- Article
The Relationship Between Career Adaptability and Work Engagement Among Young Chinese Workers: Mediating Role of Job Satisfaction and Moderating Effects of Artificial Intelligence Self-Efficacy and Anxiety
- Frederick Theen Lok Leong,
- Xuan Li and
- Emma Mingjing Chen
This study explores the complex psychological mechanisms linking career adaptability to work engagement under AI-driven workplaces. We examine the mediating role of job satisfaction and investigate a key hypothesis: that the adaptive benefits of AI self-efficacy are dampened by the emotional costs associated with AI anxiety. A dual-analytical approach was employed on a sample of 311 young Chinese workers. First, we conducted conditional process analysis using PROCESS Model 11 with 5000 bootstrapped samples to test for conditional indirect effects. Second, we utilized latent variable structural equation modeling for robust validation at the structural level. Analyses were adjusted for demographic and occupational covariates. As a result, the initial PROCESS analysis revealed that the key triple interaction (career adaptability × AI self-efficacy × AI anxiety) was statistically significant in all three test models (e.g., Model 1: b = −0.3509, p = 0.0075).

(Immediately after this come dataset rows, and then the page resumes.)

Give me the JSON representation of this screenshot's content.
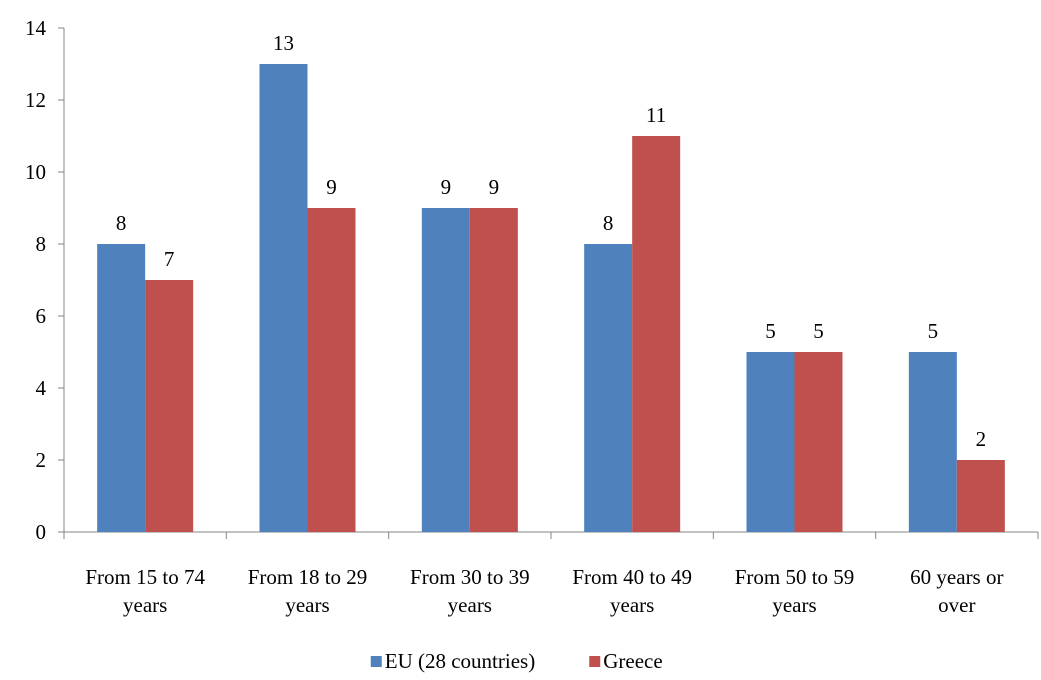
{
  "chart_data": {
    "type": "bar",
    "categories": [
      [
        "From 15 to 74",
        "years"
      ],
      [
        "From 18 to 29",
        "years"
      ],
      [
        "From 30 to 39",
        "years"
      ],
      [
        "From 40 to 49",
        "years"
      ],
      [
        "From 50 to 59",
        "years"
      ],
      [
        "60 years or",
        "over"
      ]
    ],
    "series": [
      {
        "name": "EU (28 countries)",
        "color": "#4F81BD",
        "values": [
          8,
          13,
          9,
          8,
          5,
          5
        ]
      },
      {
        "name": "Greece",
        "color": "#C0504D",
        "values": [
          7,
          9,
          9,
          11,
          5,
          2
        ]
      }
    ],
    "ylim": [
      0,
      14
    ],
    "yticks": [
      0,
      2,
      4,
      6,
      8,
      10,
      12,
      14
    ],
    "grid": false,
    "legend_position": "bottom",
    "data_labels": true
  }
}
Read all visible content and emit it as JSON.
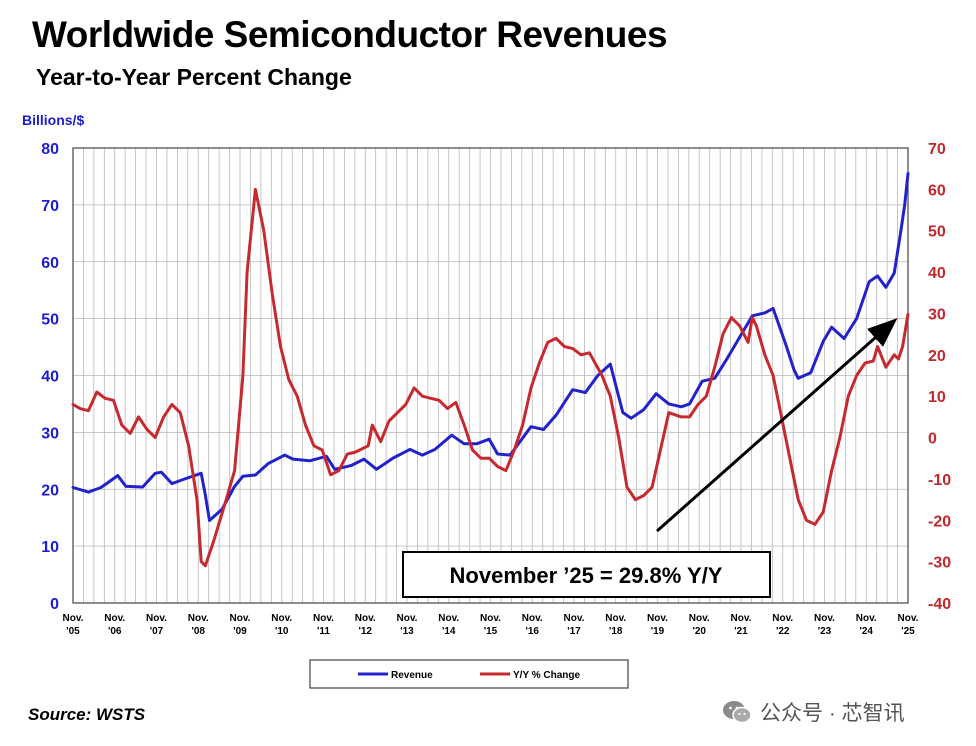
{
  "title": "Worldwide Semiconductor Revenues",
  "subtitle": "Year-to-Year Percent Change",
  "source": "Source: WSTS",
  "watermark": "公众号 · 芯智讯",
  "watermark_icon": "wechat-icon",
  "callout": "November ’25 = 29.8% Y/Y",
  "colors": {
    "revenue": "#2222cc",
    "yoy": "#c62a2e",
    "grid": "#b8b8b8",
    "left_axis": "#1d1dd0",
    "right_axis": "#c0282b"
  },
  "chart_data": {
    "type": "line",
    "left_axis": {
      "label": "Billions/$",
      "ylim": [
        0,
        80
      ],
      "ticks": [
        "0",
        "10",
        "20",
        "30",
        "40",
        "50",
        "60",
        "70",
        "80"
      ]
    },
    "right_axis": {
      "label": "",
      "ylim": [
        -40,
        70
      ],
      "ticks": [
        "-40",
        "-30",
        "-20",
        "-10",
        "0",
        "10",
        "20",
        "30",
        "40",
        "50",
        "60",
        "70"
      ]
    },
    "x_ticks": [
      [
        "Nov.",
        "'05"
      ],
      [
        "Nov.",
        "'06"
      ],
      [
        "Nov.",
        "'07"
      ],
      [
        "Nov.",
        "'08"
      ],
      [
        "Nov.",
        "'09"
      ],
      [
        "Nov.",
        "'10"
      ],
      [
        "Nov.",
        "'11"
      ],
      [
        "Nov.",
        "'12"
      ],
      [
        "Nov.",
        "'13"
      ],
      [
        "Nov.",
        "'14"
      ],
      [
        "Nov.",
        "'15"
      ],
      [
        "Nov.",
        "'16"
      ],
      [
        "Nov.",
        "'17"
      ],
      [
        "Nov.",
        "'18"
      ],
      [
        "Nov.",
        "'19"
      ],
      [
        "Nov.",
        "'20"
      ],
      [
        "Nov.",
        "'21"
      ],
      [
        "Nov.",
        "'22"
      ],
      [
        "Nov.",
        "'23"
      ],
      [
        "Nov.",
        "'24"
      ],
      [
        "Nov.",
        "'25"
      ]
    ],
    "x_range": [
      2005.83,
      2025.83
    ],
    "grid": "vertical and horizontal",
    "legend_position": "bottom-center",
    "series": [
      {
        "name": "Revenue",
        "axis": "left",
        "points": [
          [
            2005.83,
            20.3
          ],
          [
            2006.2,
            19.5
          ],
          [
            2006.5,
            20.3
          ],
          [
            2006.9,
            22.4
          ],
          [
            2007.1,
            20.5
          ],
          [
            2007.5,
            20.4
          ],
          [
            2007.8,
            22.8
          ],
          [
            2007.95,
            23.0
          ],
          [
            2008.2,
            21.0
          ],
          [
            2008.5,
            21.8
          ],
          [
            2008.9,
            22.8
          ],
          [
            2009.0,
            19.0
          ],
          [
            2009.1,
            14.5
          ],
          [
            2009.4,
            16.5
          ],
          [
            2009.7,
            20.5
          ],
          [
            2009.9,
            22.3
          ],
          [
            2010.2,
            22.5
          ],
          [
            2010.5,
            24.5
          ],
          [
            2010.9,
            26.0
          ],
          [
            2011.1,
            25.3
          ],
          [
            2011.5,
            25.0
          ],
          [
            2011.9,
            25.8
          ],
          [
            2012.1,
            23.5
          ],
          [
            2012.5,
            24.2
          ],
          [
            2012.8,
            25.3
          ],
          [
            2013.1,
            23.5
          ],
          [
            2013.5,
            25.5
          ],
          [
            2013.9,
            27.0
          ],
          [
            2014.2,
            26.0
          ],
          [
            2014.5,
            27.0
          ],
          [
            2014.9,
            29.5
          ],
          [
            2015.2,
            28.0
          ],
          [
            2015.5,
            28.0
          ],
          [
            2015.8,
            28.8
          ],
          [
            2016.0,
            26.2
          ],
          [
            2016.3,
            26.0
          ],
          [
            2016.6,
            29.0
          ],
          [
            2016.8,
            31.0
          ],
          [
            2017.1,
            30.5
          ],
          [
            2017.4,
            33.0
          ],
          [
            2017.8,
            37.5
          ],
          [
            2018.1,
            37.0
          ],
          [
            2018.4,
            40.0
          ],
          [
            2018.7,
            42.0
          ],
          [
            2019.0,
            33.5
          ],
          [
            2019.2,
            32.5
          ],
          [
            2019.5,
            34.0
          ],
          [
            2019.8,
            36.8
          ],
          [
            2020.1,
            35.0
          ],
          [
            2020.4,
            34.5
          ],
          [
            2020.6,
            35.0
          ],
          [
            2020.9,
            39.0
          ],
          [
            2021.2,
            39.5
          ],
          [
            2021.5,
            43.0
          ],
          [
            2021.9,
            48.0
          ],
          [
            2022.1,
            50.5
          ],
          [
            2022.4,
            51.0
          ],
          [
            2022.6,
            51.8
          ],
          [
            2022.9,
            45.5
          ],
          [
            2023.1,
            41.0
          ],
          [
            2023.2,
            39.5
          ],
          [
            2023.5,
            40.5
          ],
          [
            2023.8,
            46.0
          ],
          [
            2024.0,
            48.5
          ],
          [
            2024.3,
            46.5
          ],
          [
            2024.6,
            50.0
          ],
          [
            2024.9,
            56.5
          ],
          [
            2025.1,
            57.5
          ],
          [
            2025.3,
            55.5
          ],
          [
            2025.5,
            58.0
          ],
          [
            2025.65,
            65.0
          ],
          [
            2025.75,
            70.0
          ],
          [
            2025.83,
            75.5
          ]
        ]
      },
      {
        "name": "Y/Y % Change",
        "axis": "right",
        "points": [
          [
            2005.83,
            8.0
          ],
          [
            2006.0,
            7.0
          ],
          [
            2006.2,
            6.5
          ],
          [
            2006.4,
            11.0
          ],
          [
            2006.6,
            9.5
          ],
          [
            2006.8,
            9.0
          ],
          [
            2007.0,
            3.0
          ],
          [
            2007.2,
            1.0
          ],
          [
            2007.4,
            5.0
          ],
          [
            2007.6,
            2.0
          ],
          [
            2007.8,
            0.0
          ],
          [
            2008.0,
            5.0
          ],
          [
            2008.2,
            8.0
          ],
          [
            2008.4,
            6.0
          ],
          [
            2008.6,
            -2.0
          ],
          [
            2008.8,
            -15.0
          ],
          [
            2008.9,
            -30.0
          ],
          [
            2009.0,
            -31.0
          ],
          [
            2009.2,
            -25.0
          ],
          [
            2009.5,
            -15.0
          ],
          [
            2009.7,
            -8.0
          ],
          [
            2009.9,
            15.0
          ],
          [
            2010.0,
            40.0
          ],
          [
            2010.2,
            60.0
          ],
          [
            2010.4,
            50.0
          ],
          [
            2010.6,
            35.0
          ],
          [
            2010.8,
            22.0
          ],
          [
            2011.0,
            14.0
          ],
          [
            2011.2,
            10.0
          ],
          [
            2011.4,
            3.0
          ],
          [
            2011.6,
            -2.0
          ],
          [
            2011.8,
            -3.0
          ],
          [
            2012.0,
            -9.0
          ],
          [
            2012.2,
            -8.0
          ],
          [
            2012.4,
            -4.0
          ],
          [
            2012.6,
            -3.5
          ],
          [
            2012.9,
            -2.0
          ],
          [
            2013.0,
            3.0
          ],
          [
            2013.2,
            -1.0
          ],
          [
            2013.4,
            4.0
          ],
          [
            2013.6,
            6.0
          ],
          [
            2013.8,
            8.0
          ],
          [
            2014.0,
            12.0
          ],
          [
            2014.2,
            10.0
          ],
          [
            2014.4,
            9.5
          ],
          [
            2014.6,
            9.0
          ],
          [
            2014.8,
            7.0
          ],
          [
            2015.0,
            8.5
          ],
          [
            2015.2,
            3.0
          ],
          [
            2015.4,
            -3.0
          ],
          [
            2015.6,
            -5.0
          ],
          [
            2015.8,
            -5.0
          ],
          [
            2016.0,
            -7.0
          ],
          [
            2016.2,
            -8.0
          ],
          [
            2016.4,
            -3.0
          ],
          [
            2016.6,
            3.0
          ],
          [
            2016.8,
            12.0
          ],
          [
            2017.0,
            18.0
          ],
          [
            2017.2,
            23.0
          ],
          [
            2017.4,
            24.0
          ],
          [
            2017.6,
            22.0
          ],
          [
            2017.8,
            21.5
          ],
          [
            2018.0,
            20.0
          ],
          [
            2018.2,
            20.5
          ],
          [
            2018.5,
            15.0
          ],
          [
            2018.7,
            10.0
          ],
          [
            2018.9,
            0.0
          ],
          [
            2019.1,
            -12.0
          ],
          [
            2019.3,
            -15.0
          ],
          [
            2019.5,
            -14.0
          ],
          [
            2019.7,
            -12.0
          ],
          [
            2019.9,
            -3.0
          ],
          [
            2020.1,
            6.0
          ],
          [
            2020.4,
            5.0
          ],
          [
            2020.6,
            5.0
          ],
          [
            2020.8,
            8.0
          ],
          [
            2021.0,
            10.0
          ],
          [
            2021.2,
            17.0
          ],
          [
            2021.4,
            25.0
          ],
          [
            2021.6,
            29.0
          ],
          [
            2021.8,
            27.0
          ],
          [
            2022.0,
            23.0
          ],
          [
            2022.1,
            29.0
          ],
          [
            2022.2,
            27.0
          ],
          [
            2022.4,
            20.0
          ],
          [
            2022.6,
            15.0
          ],
          [
            2022.8,
            5.0
          ],
          [
            2023.0,
            -5.0
          ],
          [
            2023.2,
            -15.0
          ],
          [
            2023.4,
            -20.0
          ],
          [
            2023.6,
            -21.0
          ],
          [
            2023.8,
            -18.0
          ],
          [
            2024.0,
            -8.0
          ],
          [
            2024.2,
            0.0
          ],
          [
            2024.4,
            10.0
          ],
          [
            2024.6,
            15.0
          ],
          [
            2024.8,
            18.0
          ],
          [
            2025.0,
            18.5
          ],
          [
            2025.1,
            22.0
          ],
          [
            2025.3,
            17.0
          ],
          [
            2025.5,
            20.0
          ],
          [
            2025.6,
            19.0
          ],
          [
            2025.7,
            22.0
          ],
          [
            2025.83,
            29.8
          ]
        ]
      }
    ],
    "annotations": [
      "November ’25 = 29.8% Y/Y"
    ]
  }
}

Further analysis showed that the positive moderating effect of AI self-efficacy was contingent on AI anxiety; it was strongest at low AI anxiety and weakest (but still significant) at high AI anxiety. However, the more robust latent variable SEM (CMIN/DF = 1.569, CFI = 0.939, RMSEA = 0.043) revealed a critical separation of effects. The indirect effect operates exclusively through intrinsic job satisfaction, which was significantly predicted by the unified second-order career adaptability factor (b = 1.361, BCa 95% CI [1.023, 1.967]). The path from extrinsic satisfaction to WE was non-significant (b = 0.107, BCa 95% CI [−0.030, 0.250]). Furthermore, the SEM isolated a significant direct positive effect from the unified career adaptability factor to work engagement (b = 0.715, BCa 95% CI [0.385, 1.396]). This study highlights that the adaptability–engagement link operates via two distinct mechanisms: an indirect pathway from a unified career adaptability construct through intrinsic job satisfaction, and a direct pathway from career adaptability to work engagement. While PROCESS analysis suggests that anxiety dampens confidence, our SEM results clarify that this should be interpreted cautiously, as the mediation pathway via extrinsic satisfaction is not robust to measurement error. These findings underscore a multi-faceted mandate for organizations: leaders must not only manage AI anxiety but also foster holistic career adaptability to enhance intrinsic job quality and build direct engagement.